Existem também fungos que formam relações mutualísticas com raízes que podem conectar várias árvores. Essa rede subterrânea é chamada de Wood Wide Web. Há uma ideia de que talvez o açúcar e os sinais químicos possam viajar de uma árvore através do fungo para outra árvore, mas nas últimas semanas tem havido muita atividade questionando essa ideia, perguntando quantos dados realmente temos para apoiar a hipótese.

O fungo da formiga zumbi pode infectar humanos?

Somos muito quentes, e muitos desses fungos não conseguem sobreviver em ambientes tão quentes por tanto tempo. Nossa temperatura corporal prova ser uma barreira para muitos fungos.

As mudanças climáticas poderiam impulsionar sua evolução o suficiente para superar essa barreira?

Existem outros fatores de proteção além da temperatura corporal. Temos um sistema imunológico muito bom. Estamos constantemente respirando esporos microscópicos ao nosso redor, e a maioria de nós não fica doente porque nossos corpos lutam contra o fungo.

Quais infecções fúngicas representam o maior perigo para nós?
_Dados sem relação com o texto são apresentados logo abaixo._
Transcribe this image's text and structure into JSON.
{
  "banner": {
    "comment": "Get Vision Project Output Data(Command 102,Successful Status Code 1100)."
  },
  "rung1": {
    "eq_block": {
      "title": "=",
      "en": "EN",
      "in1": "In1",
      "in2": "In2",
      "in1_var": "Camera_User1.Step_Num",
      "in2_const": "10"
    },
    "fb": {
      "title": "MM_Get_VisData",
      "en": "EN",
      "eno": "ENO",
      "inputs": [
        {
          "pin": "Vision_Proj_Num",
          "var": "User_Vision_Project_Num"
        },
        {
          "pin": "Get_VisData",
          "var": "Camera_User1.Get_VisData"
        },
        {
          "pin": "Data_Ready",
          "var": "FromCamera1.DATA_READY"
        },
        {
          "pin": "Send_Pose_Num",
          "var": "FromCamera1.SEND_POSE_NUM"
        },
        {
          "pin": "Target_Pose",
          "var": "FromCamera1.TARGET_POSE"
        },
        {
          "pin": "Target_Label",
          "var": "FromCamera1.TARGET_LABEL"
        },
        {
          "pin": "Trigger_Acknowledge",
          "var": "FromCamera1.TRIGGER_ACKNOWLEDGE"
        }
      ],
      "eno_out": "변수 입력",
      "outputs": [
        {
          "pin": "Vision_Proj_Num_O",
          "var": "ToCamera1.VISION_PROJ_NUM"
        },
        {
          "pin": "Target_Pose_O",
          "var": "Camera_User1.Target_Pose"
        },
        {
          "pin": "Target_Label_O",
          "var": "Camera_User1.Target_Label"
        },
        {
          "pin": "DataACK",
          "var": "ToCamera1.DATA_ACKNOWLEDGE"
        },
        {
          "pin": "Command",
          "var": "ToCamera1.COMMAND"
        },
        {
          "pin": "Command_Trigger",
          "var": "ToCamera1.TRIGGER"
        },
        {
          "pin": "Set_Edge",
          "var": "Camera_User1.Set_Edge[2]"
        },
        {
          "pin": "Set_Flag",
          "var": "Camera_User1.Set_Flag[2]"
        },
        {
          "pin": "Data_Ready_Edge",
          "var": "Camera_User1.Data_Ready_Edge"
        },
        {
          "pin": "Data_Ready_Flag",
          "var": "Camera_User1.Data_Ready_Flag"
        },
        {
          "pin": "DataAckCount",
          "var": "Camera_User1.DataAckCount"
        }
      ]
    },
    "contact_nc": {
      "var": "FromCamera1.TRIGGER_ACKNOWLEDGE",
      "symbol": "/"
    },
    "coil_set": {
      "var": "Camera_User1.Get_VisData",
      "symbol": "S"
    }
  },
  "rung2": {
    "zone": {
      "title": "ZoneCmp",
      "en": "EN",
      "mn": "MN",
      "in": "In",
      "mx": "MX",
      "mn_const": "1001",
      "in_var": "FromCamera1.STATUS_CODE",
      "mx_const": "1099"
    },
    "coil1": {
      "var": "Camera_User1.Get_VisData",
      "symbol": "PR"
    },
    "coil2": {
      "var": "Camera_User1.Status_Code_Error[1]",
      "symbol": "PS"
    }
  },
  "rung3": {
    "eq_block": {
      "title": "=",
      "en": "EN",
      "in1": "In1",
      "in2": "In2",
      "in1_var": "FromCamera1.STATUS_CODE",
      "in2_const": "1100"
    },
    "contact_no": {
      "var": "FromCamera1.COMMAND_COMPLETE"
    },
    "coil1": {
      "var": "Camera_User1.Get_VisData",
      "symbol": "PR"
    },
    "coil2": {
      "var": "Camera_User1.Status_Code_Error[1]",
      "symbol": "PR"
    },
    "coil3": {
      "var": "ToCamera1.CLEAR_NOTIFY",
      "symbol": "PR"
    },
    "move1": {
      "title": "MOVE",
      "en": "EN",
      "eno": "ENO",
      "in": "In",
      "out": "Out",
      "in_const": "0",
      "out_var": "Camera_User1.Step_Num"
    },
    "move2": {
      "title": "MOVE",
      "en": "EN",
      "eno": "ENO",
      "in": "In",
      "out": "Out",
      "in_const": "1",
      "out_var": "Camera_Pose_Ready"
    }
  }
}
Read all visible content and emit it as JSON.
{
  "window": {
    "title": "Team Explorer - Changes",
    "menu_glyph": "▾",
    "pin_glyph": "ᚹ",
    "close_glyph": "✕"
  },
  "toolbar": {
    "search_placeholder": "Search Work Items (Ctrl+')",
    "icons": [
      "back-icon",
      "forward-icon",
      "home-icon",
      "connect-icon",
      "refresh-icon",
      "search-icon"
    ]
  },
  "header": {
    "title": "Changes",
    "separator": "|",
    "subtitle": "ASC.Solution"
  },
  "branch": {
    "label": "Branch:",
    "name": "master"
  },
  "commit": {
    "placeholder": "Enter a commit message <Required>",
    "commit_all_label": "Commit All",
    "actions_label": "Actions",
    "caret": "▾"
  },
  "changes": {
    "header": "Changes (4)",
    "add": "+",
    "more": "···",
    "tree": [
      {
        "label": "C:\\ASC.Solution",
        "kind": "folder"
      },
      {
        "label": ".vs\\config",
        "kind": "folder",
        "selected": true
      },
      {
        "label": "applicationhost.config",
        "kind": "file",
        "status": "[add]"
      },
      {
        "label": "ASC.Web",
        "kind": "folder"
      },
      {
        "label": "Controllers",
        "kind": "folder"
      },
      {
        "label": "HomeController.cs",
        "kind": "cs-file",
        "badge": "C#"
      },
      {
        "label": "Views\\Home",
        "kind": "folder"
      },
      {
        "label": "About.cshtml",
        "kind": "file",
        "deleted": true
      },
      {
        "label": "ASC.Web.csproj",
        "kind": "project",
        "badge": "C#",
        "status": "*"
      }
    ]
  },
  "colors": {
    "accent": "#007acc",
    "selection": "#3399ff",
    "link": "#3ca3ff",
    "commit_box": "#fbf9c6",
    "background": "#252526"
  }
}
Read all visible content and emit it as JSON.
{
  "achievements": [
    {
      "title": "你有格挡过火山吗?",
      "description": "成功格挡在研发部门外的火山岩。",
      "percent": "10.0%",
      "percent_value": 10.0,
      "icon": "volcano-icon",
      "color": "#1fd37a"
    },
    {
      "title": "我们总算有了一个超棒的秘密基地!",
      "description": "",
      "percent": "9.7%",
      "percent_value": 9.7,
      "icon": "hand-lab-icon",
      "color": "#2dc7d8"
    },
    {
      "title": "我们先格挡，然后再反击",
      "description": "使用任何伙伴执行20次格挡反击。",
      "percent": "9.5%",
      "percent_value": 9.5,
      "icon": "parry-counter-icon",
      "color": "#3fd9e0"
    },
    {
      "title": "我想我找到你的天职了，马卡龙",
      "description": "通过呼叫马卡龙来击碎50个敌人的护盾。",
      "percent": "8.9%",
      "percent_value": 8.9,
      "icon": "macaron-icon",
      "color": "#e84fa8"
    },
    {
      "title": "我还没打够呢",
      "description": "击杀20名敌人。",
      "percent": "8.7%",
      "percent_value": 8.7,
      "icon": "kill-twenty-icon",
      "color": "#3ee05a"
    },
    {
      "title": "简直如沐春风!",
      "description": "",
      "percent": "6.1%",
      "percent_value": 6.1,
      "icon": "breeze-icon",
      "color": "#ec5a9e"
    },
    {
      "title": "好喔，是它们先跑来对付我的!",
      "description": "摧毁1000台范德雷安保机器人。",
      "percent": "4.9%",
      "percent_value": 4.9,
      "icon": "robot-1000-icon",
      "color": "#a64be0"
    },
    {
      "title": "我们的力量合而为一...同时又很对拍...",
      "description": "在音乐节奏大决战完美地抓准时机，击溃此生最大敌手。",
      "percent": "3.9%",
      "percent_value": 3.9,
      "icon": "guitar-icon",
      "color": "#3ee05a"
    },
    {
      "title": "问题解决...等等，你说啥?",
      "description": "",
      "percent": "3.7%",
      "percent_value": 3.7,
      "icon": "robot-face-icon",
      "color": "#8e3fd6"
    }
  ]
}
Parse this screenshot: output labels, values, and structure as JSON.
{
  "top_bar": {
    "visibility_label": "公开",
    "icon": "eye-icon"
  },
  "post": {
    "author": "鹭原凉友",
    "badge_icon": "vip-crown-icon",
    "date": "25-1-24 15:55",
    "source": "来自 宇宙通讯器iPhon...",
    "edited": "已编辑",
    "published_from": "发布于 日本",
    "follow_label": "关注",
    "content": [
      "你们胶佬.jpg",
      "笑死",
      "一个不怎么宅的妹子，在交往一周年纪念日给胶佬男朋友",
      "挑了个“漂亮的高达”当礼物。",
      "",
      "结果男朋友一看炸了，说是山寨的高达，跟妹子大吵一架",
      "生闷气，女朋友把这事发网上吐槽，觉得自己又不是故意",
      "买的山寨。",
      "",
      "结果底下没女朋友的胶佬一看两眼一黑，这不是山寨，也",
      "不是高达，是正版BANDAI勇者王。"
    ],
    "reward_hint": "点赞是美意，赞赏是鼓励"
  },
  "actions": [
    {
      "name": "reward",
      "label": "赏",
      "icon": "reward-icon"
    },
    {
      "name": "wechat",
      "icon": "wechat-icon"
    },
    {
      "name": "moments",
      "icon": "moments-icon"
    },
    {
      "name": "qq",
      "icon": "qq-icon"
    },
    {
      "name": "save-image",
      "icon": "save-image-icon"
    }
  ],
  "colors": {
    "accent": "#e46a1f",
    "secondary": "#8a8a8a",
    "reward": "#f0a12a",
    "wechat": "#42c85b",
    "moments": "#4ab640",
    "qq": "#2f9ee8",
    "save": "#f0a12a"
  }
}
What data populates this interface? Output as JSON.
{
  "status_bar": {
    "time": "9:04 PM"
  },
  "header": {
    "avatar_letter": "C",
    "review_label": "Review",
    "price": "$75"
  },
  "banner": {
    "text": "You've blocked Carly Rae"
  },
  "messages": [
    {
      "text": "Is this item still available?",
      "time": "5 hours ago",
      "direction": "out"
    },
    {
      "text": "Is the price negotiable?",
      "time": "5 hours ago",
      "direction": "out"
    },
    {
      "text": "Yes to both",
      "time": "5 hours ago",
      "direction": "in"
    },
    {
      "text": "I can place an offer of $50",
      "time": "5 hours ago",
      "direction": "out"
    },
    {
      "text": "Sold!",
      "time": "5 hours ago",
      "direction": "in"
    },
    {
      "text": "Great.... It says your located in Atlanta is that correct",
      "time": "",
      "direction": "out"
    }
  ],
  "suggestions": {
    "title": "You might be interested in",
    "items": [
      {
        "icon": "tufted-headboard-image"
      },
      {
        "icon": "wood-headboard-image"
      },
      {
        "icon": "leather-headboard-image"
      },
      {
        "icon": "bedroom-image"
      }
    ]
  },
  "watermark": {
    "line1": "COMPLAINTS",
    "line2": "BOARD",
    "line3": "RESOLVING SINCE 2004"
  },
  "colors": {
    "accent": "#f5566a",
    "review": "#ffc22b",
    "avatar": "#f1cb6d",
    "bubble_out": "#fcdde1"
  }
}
Não sou um micologista médico, mas conheço alguns desagradáveis, como Candida auris, que tem circulado bastante pelos hospitais. Coccidioides e Pneumocystis não são bons – eles entram em seus pulmões. Os menos agressivos, como pé de atleta, micose ou fungos nas unhas, não são terríveis.

Mas eles demoram uma eternidade para tratar. Por que é tão difícil curar infecções fúngicas em humanos?

Porque compartilhamos muitas semelhanças bioquímicas com os fungos. Quando estamos tentando matar uma célula fúngica, precisamos ter certeza de que não estamos matando a nossa também. Somos muito menos semelhantes às bactérias.

Por que mais pessoas não estudam fungos?

Eles não são tão cativantes quanto as coisas com olhos grandes e muito pelo. Cresci pensando que fungos eram nojentos. Isso varia entre as culturas ao redor do mundo, mas muitas pessoas provavelmente se sentem como eu. Isso é algo que estou tentando ao máximo mudar.